Pada tahun 1968, Harry Hess spesialis geologi dari Universitas Princeton berhasil menghubung-hubungkan kerangka utama tektonik lempeng untuk menunjukan bagaimana kerja bumi. Hess menganut hipotesis perluasan konvensional.
Teori tersebut menyatakan bahwa bumi pada awalnya terbentuk dari zarah renik dan gas yang mengerut dan kemudian mengalami proses pemanasan radioaktif serta pelelehan sebagian. Unsur-bagian yang berat condong mengalir ke teras pusat.
Sementara itu, bahan yang lebih ringan berkumpul dalam beberapa lapisan luar dan pada umumnya membentuk selubung bumi.
Para jago seismologi sudah memilah-milah semua lapisan ini atas dasar perbedaan kecepatannya dalam menghantarkan getaran gempa.
Hess menambahkan hipotesis Wegener, bahwa benua tidak hanyut ke sana kemari mirip es terapung melainkan tertanam kuat pada basalt dasar samudra seperti batang kayu yang membeku dalam es.
Menurut Hess, yang bergerak ialah esnya.
Sejak saat itu, pusat perhatian teori Hess beralih dari benua ke dasar samudra. Dasar samudra yang gres terns menerus didesak ke atas oleh astenosfer yang panas pada pematang tengah samudra.
Pematang ini sebenarnya ialah bibir yang terbentuk pada kedua sisi celah di dalam bumi kawasan materi panas selubung bumi frustasi ke luar.
Bahan ini kemudian mendingin dan mengeras dalam litosfer, serta mematrikan dirinya ke tepi lempengan litosfer pada kedua segi retakan.

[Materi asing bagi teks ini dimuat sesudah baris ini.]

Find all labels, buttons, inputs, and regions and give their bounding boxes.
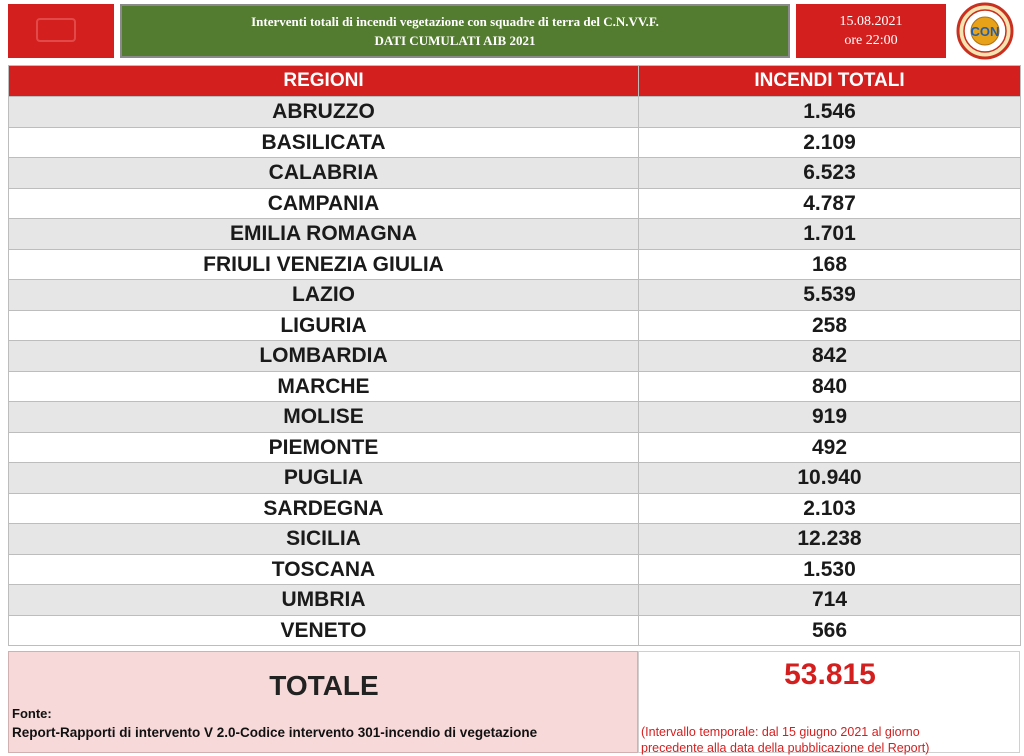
fire-count: 842 <box>638 340 1021 372</box>
report-time: ore 22:00 <box>844 33 898 48</box>
table-header-row: REGIONI INCENDI TOTALI <box>8 65 1021 97</box>
region-name: EMILIA ROMAGNA <box>8 218 639 250</box>
region-name: VENETO <box>8 614 639 646</box>
fire-count: 6.523 <box>638 157 1021 189</box>
fire-count: 492 <box>638 431 1021 463</box>
table-row: LOMBARDIA 842 <box>8 340 1021 372</box>
fire-count: 1.530 <box>638 553 1021 585</box>
region-name: BASILICATA <box>8 126 639 158</box>
region-name: FRIULI VENEZIA GIULIA <box>8 248 639 280</box>
report-title-banner: Interventi totali di incendi vegetazione… <box>120 4 790 58</box>
total-label-cell: TOTALE Fonte: Report-Rapporti di interve… <box>8 651 638 753</box>
report-subtitle: DATI CUMULATI AIB 2021 <box>374 33 536 48</box>
regions-fire-table: REGIONI INCENDI TOTALI ABRUZZO 1.546 BASIL… <box>8 65 1021 646</box>
fire-count: 1.546 <box>638 96 1021 128</box>
report-date-box: 15.08.2021 ore 22:00 <box>796 4 946 58</box>
table-row: MARCHE 840 <box>8 370 1021 402</box>
table-row: ABRUZZO 1.546 <box>8 96 1021 128</box>
table-row: FRIULI VENEZIA GIULIA 168 <box>8 248 1021 280</box>
svg-text:CON: CON <box>971 24 1000 39</box>
table-row: SICILIA 12.238 <box>8 523 1021 555</box>
table-row: SARDEGNA 2.103 <box>8 492 1021 524</box>
time-interval-note: (Intervallo temporale: dal 15 giugno 202… <box>641 724 1019 756</box>
fire-count: 10.940 <box>638 462 1021 494</box>
region-name: PIEMONTE <box>8 431 639 463</box>
table-row: LIGURIA 258 <box>8 309 1021 341</box>
fire-count: 5.539 <box>638 279 1021 311</box>
total-value: 53.815 <box>784 658 876 691</box>
table-row: VENETO 566 <box>8 614 1021 646</box>
region-name: CALABRIA <box>8 157 639 189</box>
interval-note-line: (Intervallo temporale: dal 15 giugno 202… <box>641 725 920 739</box>
column-header-total-fires: INCENDI TOTALI <box>638 65 1021 97</box>
table-row: TOSCANA 1.530 <box>8 553 1021 585</box>
total-value-cell: 53.815 (Intervallo temporale: dal 15 giu… <box>638 651 1020 756</box>
fire-count: 919 <box>638 401 1021 433</box>
table-row: EMILIA ROMAGNA 1.701 <box>8 218 1021 250</box>
region-name: SICILIA <box>8 523 639 555</box>
aib-emblem-icon: CON <box>954 2 1016 60</box>
region-name: LIGURIA <box>8 309 639 341</box>
table-row: MOLISE 919 <box>8 401 1021 433</box>
region-name: LAZIO <box>8 279 639 311</box>
region-name: SARDEGNA <box>8 492 639 524</box>
region-name: TOSCANA <box>8 553 639 585</box>
source-text: Report-Rapporti di intervento V 2.0-Codi… <box>12 725 538 740</box>
region-name: MARCHE <box>8 370 639 402</box>
brand-logo-left <box>8 4 114 58</box>
fire-count: 2.103 <box>638 492 1021 524</box>
fire-count: 840 <box>638 370 1021 402</box>
table-body: ABRUZZO 1.546 BASILICATA 2.109 CALABRIA 6.523… <box>8 96 1021 646</box>
column-header-regions: REGIONI <box>8 65 639 97</box>
region-name: UMBRIA <box>8 584 639 616</box>
table-row: CAMPANIA 4.787 <box>8 187 1021 219</box>
fire-count: 12.238 <box>638 523 1021 555</box>
fire-count: 714 <box>638 584 1021 616</box>
table-row: LAZIO 5.539 <box>8 279 1021 311</box>
region-name: CAMPANIA <box>8 187 639 219</box>
region-name: ABRUZZO <box>8 96 639 128</box>
report-title: Interventi totali di incendi vegetazione… <box>251 14 659 29</box>
table-row: PUGLIA 10.940 <box>8 462 1021 494</box>
logo-shape <box>36 18 76 42</box>
fire-count: 4.787 <box>638 187 1021 219</box>
total-label: TOTALE <box>269 670 379 701</box>
fire-count: 258 <box>638 309 1021 341</box>
region-name: MOLISE <box>8 401 639 433</box>
table-row: BASILICATA 2.109 <box>8 126 1021 158</box>
table-row: PIEMONTE 492 <box>8 431 1021 463</box>
fire-count: 566 <box>638 614 1021 646</box>
table-row: UMBRIA 714 <box>8 584 1021 616</box>
fire-count: 1.701 <box>638 218 1021 250</box>
fire-count: 2.109 <box>638 126 1021 158</box>
fire-count: 168 <box>638 248 1021 280</box>
region-name: PUGLIA <box>8 462 639 494</box>
source-label: Fonte: <box>12 706 52 721</box>
region-name: LOMBARDIA <box>8 340 639 372</box>
interval-note-line: precedente alla data della pubblicazione… <box>641 741 930 755</box>
table-row: CALABRIA 6.523 <box>8 157 1021 189</box>
report-date: 15.08.2021 <box>839 14 903 29</box>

Dengan meluncur di atas astenosfer, materi tersebut bergerak ke bawah dari pematang tengah samudra dan bergerak bersama lempengan melintasi dasar maritim dengan kecepatan 1,5 hingga 7,5 cm per tahun.
Proses ini oleh Hess disebut “perluasan dasar maritim”. Pertanyaan selanjutnya, gaya apakah yang mengerjakan prosedur raksasa ini? Hess mengemukakan bahwa panas dari bab dalam bumi menyebabkan arus konveksi lambat dalam selubung. Hess yakin bahwa arus konveksi
Berikut ini adalah gambar arus konveksi. Gambar: disini
Arus konveksi yang terjadi di bab bawah lapisan litosfer menjadikan terjadinya pergerakan lempeng yang berlangsung di bawah lempengan litosfer tenyeret lempengan ini mengikutinya. Inilah yang disebut “ban berjalan”.

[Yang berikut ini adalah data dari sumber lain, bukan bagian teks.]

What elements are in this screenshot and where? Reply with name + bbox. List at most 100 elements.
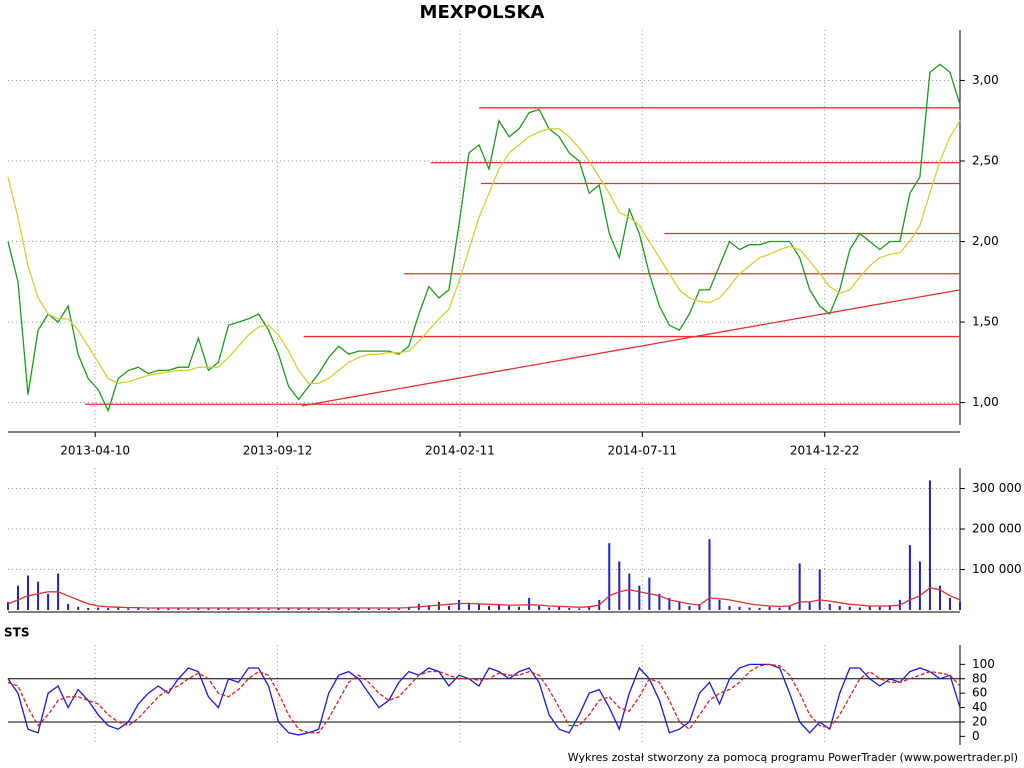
- volume-bar: [628, 573, 631, 610]
- volume-bar: [7, 601, 9, 610]
- volume-bar: [337, 608, 340, 610]
- volume-bar: [738, 606, 741, 610]
- volume-bar: [107, 607, 110, 610]
- volume-bar: [367, 608, 370, 610]
- volume-bar: [608, 543, 611, 610]
- volume-bar: [477, 603, 480, 610]
- y-tick-label: 2,00: [972, 234, 999, 248]
- volume-bar: [498, 605, 501, 610]
- volume-bar: [938, 585, 941, 610]
- volume-bar: [678, 601, 681, 610]
- volume-bar: [157, 608, 160, 610]
- y-tick-label: 100: [972, 657, 995, 671]
- y-tick-label: 40: [972, 700, 987, 714]
- volume-bar: [97, 607, 100, 610]
- trend-line: [301, 289, 961, 407]
- volume-bar: [197, 607, 200, 610]
- y-tick-label: 3,00: [972, 73, 999, 87]
- volume-bar: [247, 608, 250, 610]
- volume-bar: [377, 608, 380, 610]
- volume-bar: [548, 607, 551, 610]
- volume-bar: [37, 581, 40, 610]
- volume-bar: [217, 608, 220, 610]
- volume-bar: [237, 608, 240, 610]
- volume-bar: [307, 608, 310, 610]
- volume-bar: [297, 607, 300, 610]
- x-tick-label: 2013-09-12: [243, 444, 313, 458]
- footer: Wykres został stworzony za pomocą progra…: [568, 751, 1018, 764]
- volume-bar: [568, 607, 571, 610]
- volume-bar: [858, 607, 861, 610]
- volume-bar: [818, 569, 821, 610]
- series-line: [7, 663, 961, 734]
- y-tick-label: 2,50: [972, 153, 999, 167]
- volume-bar: [698, 603, 701, 610]
- volume-bar: [287, 607, 290, 610]
- chart-title: MEXPOLSKA: [420, 2, 545, 23]
- volume-bar: [347, 608, 350, 610]
- y-tick-label: 80: [972, 671, 987, 685]
- volume-bar: [277, 608, 280, 610]
- panel-title: STS: [4, 626, 29, 640]
- y-tick-label: 60: [972, 686, 987, 700]
- volume-bar: [928, 480, 931, 610]
- volume-bar: [177, 607, 180, 610]
- volume-bar: [457, 599, 460, 610]
- volume-bar: [638, 585, 641, 610]
- y-tick-label: 100 000: [972, 562, 1022, 576]
- volume-bar: [127, 608, 130, 610]
- volume-bar: [407, 606, 410, 610]
- volume-bar: [748, 607, 751, 610]
- volume-bar: [387, 607, 390, 610]
- volume-bar: [17, 585, 20, 610]
- volume-bar: [397, 607, 400, 610]
- x-tick-label: 2014-12-22: [790, 444, 860, 458]
- volume-bar: [708, 539, 711, 610]
- series-line: [7, 663, 961, 736]
- volume-bar: [838, 605, 841, 610]
- volume-bar: [187, 608, 190, 610]
- volume-bar: [317, 608, 320, 610]
- volume-bar: [778, 607, 781, 610]
- volume-bar: [588, 605, 591, 610]
- volume-bar: [207, 607, 210, 610]
- y-tick-label: 20: [972, 714, 987, 728]
- y-tick-label: 1,00: [972, 395, 999, 409]
- volume-bar: [828, 603, 831, 610]
- volume-bar: [167, 607, 170, 610]
- volume-bar: [668, 597, 671, 610]
- volume-bar: [77, 606, 80, 610]
- volume-bar: [888, 605, 891, 610]
- volume-bar: [578, 608, 581, 610]
- volume-bar: [878, 606, 881, 610]
- y-tick-label: 0: [972, 729, 980, 743]
- volume-bar: [848, 606, 851, 610]
- y-tick-label: 300 000: [972, 481, 1022, 495]
- volume-bar: [768, 606, 771, 610]
- volume-bar: [137, 607, 140, 610]
- volume-bar: [508, 605, 511, 610]
- volume-bar: [67, 603, 70, 610]
- series-line: [7, 63, 961, 413]
- volume-bar: [918, 561, 921, 610]
- volume-bar: [467, 602, 470, 610]
- volume-bar: [357, 607, 360, 610]
- volume-bar: [728, 605, 731, 610]
- volume-bar: [518, 606, 521, 610]
- x-tick-label: 2014-07-11: [607, 444, 677, 458]
- volume-bar: [87, 607, 90, 610]
- volume-bar: [257, 607, 260, 610]
- volume-bar: [688, 605, 691, 610]
- y-tick-label: 1,50: [972, 315, 999, 329]
- x-tick-label: 2013-04-10: [60, 444, 130, 458]
- volume-bar: [437, 601, 440, 610]
- volume-bar: [868, 605, 871, 610]
- series-line: [7, 120, 961, 384]
- volume-bar: [538, 605, 541, 610]
- volume-bar: [47, 593, 50, 610]
- volume-bar: [427, 605, 430, 610]
- volume-bar: [528, 597, 531, 610]
- volume-bar: [758, 607, 761, 610]
- volume-bar: [618, 561, 621, 610]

Di Samudra Atlantik, “ban berlangsung” di dasar bahari ini bergerak dengan kecepatan sekitar 1,3 cm per tahun. Kecepatan ini cukup untuk membuka Samudra Atlantik dalam jangka waktu geologi yang singkat, sekitar 200 juta tahun (umur bumi diperkirakan sekitar 4,6 milyar tahun).
Dibandingkan dengan kecepatan ini, beberapa bagian dasar Samudra Pasifik nampaknya bergerak lebih singkat. Berdasarkan realita tersebut dihasilkan kesimpulan sementara yang menyatakan bahwa arus konveksi ialah pemicu gerakan lempengan.
Setelah pemikiran Hess ihwal ekspansi dasar bahari yang provokatif diterima, lambat laun pemikiran tersebut diperluas menjadi Teori Tektonik Lempeng yang lebih menyeluruh untuk menerangkan sejumlah tanda-tanda geologis yang saling berhubungan.
Para andal geofisika kini percaya bahwa bagian luar bumi terbentuk oieh sekitar enam lempengan besar dan sedikitnya delapan lempengan kecil yang bergerak sendiri-sendiri.
Lempengan-lempengan tersebut saling bertemu di sepanjang tiga tipe garis tepi yang berlainan-beda.